Segundo o próprio Paulinho, o texto foi construído “em diálogo com lideranças partidárias e integrantes do STF”, e ele afirma que “não estamos dando anistia. Não tem anistia. As pessoas vão continuar pagando". O relator também declarou: "Vão pensar duas vezes [antes de fazer novamente]".
Porém, para parlamentares governistas e juristas críticos ao projeto, a redução na prática equivale a premiar golpistas que atentaram contra o Estado Democrático de Direito.
Como o projeto reduz penas
O PL estabelece que o crime de golpe de Estado absorve o crime de abolição violenta do Estado Democrático de Direito — o que já reduz a pena total de Bolsonaro em 6 anos e 6 meses. O texto também flexibiliza a progressão de regime: hoje ela exige cumprimento de 1/4 da pena; a nova regra reduz para 1/6.
Outra novidade é permitir que dias trabalhados em regime domiciliar com tornozeleira contem para abater parte da pena: a cada três dias trabalhados, um dia é descontado.

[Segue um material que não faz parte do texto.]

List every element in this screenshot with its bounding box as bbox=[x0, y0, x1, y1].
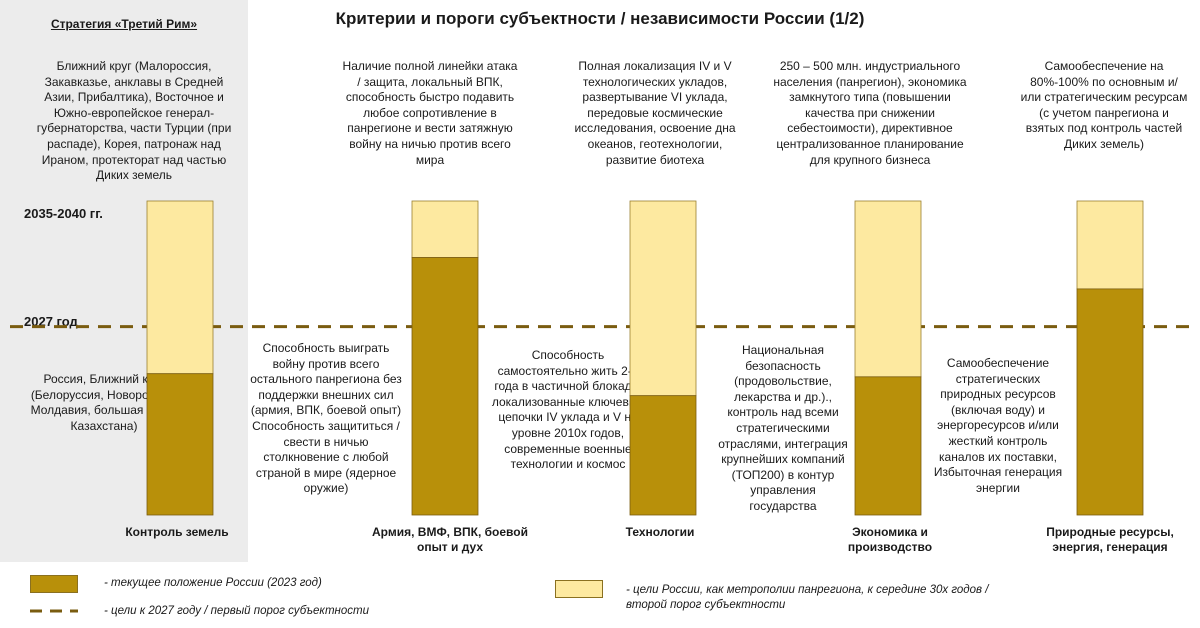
bar-current-resources bbox=[1077, 289, 1143, 515]
bar-target-tech bbox=[630, 201, 696, 396]
bar-current-tech bbox=[630, 396, 696, 515]
legend-text-current: - текущее положение России (2023 год) bbox=[104, 576, 404, 591]
bar-target-economy bbox=[855, 201, 921, 377]
bar-target-land bbox=[147, 201, 213, 374]
bar-current-land bbox=[147, 374, 213, 515]
bar-target-resources bbox=[1077, 201, 1143, 289]
legend-text-target: - цели России, как метрополии панрегиона… bbox=[626, 583, 1006, 613]
legend-swatch-current bbox=[30, 575, 78, 593]
legend-swatch-target bbox=[555, 580, 603, 598]
bar-current-army bbox=[412, 258, 478, 515]
bar-target-army bbox=[412, 201, 478, 258]
legend-text-2027: - цели к 2027 году / первый порог субъек… bbox=[104, 604, 424, 619]
bar-current-economy bbox=[855, 377, 921, 515]
chart-svg bbox=[0, 0, 1200, 628]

Com a combinação de dispositivos, a redução do tempo em regime fechado pode variar: oposicionistas falam em 2 anos e 4 meses, enquanto outras leituras apontam para algo entre 3 anos e 4 meses e 4 anos e 2 meses — ainda muito abaixo dos 6 anos e 10 meses a 8 anos estipulados atualmente para progressão.
Bastidores: chantagem bolsonarista e disputa no centrão
Nos últimos dias, o senador Flávio Bolsonaro (PL-RJ) tentou pressionar o Congresso ao sugerir que abriria mão de sua recém-anunciada pré-candidatura presidencial caso o pai recebesse anistia. Depois recuou, dizendo que sua candidatura é “irreversível”, mas o estrago político já estava feito: líderes do centrão consideraram a atitude uma chantagem e reforçaram a oposição à anistia ampla.
Aliados relatam que Bolsonaro deu aval à redução de penas, admitindo que o projeto "não resolveria o problema dele, mas resolveria o de apoiadores". O PL, apesar de insatisfeito, concordou com a redução para tentar garantir que mais bolsonaristas condenados possam deixar a prisão antes do Natal. O líder da legenda, Sóstenes Cavalcante (RJ), afirmou:
"Jamais vamos desistir da anistia... É o degrau possível nesse momento para que as famílias possam dignamente passar o Natal em suas casas."
A manobra de Motta, contudo, é vista por adversários do bolsonarismo como parte de um plano mais amplo do centrão para isolar o clã Bolsonaro e desidratar sua influência eleitoral.
Próximos passos
O projeto segue agora para o Senado, onde deve ser votado ainda neste ano. Caso aprovado, caberá ao presidente Luiz Inácio Lula da Silva decidir se veta total ou parcialmente a medida. A esquerda já sinaliza resistência, argumentando que o Congresso, ao reduzir penas de golpistas, envia um recado perigoso de impunidade logo após o STF concluir dezenas de condenações. A aprovação do PL da Dosimetria deve ser questionada na Justiça.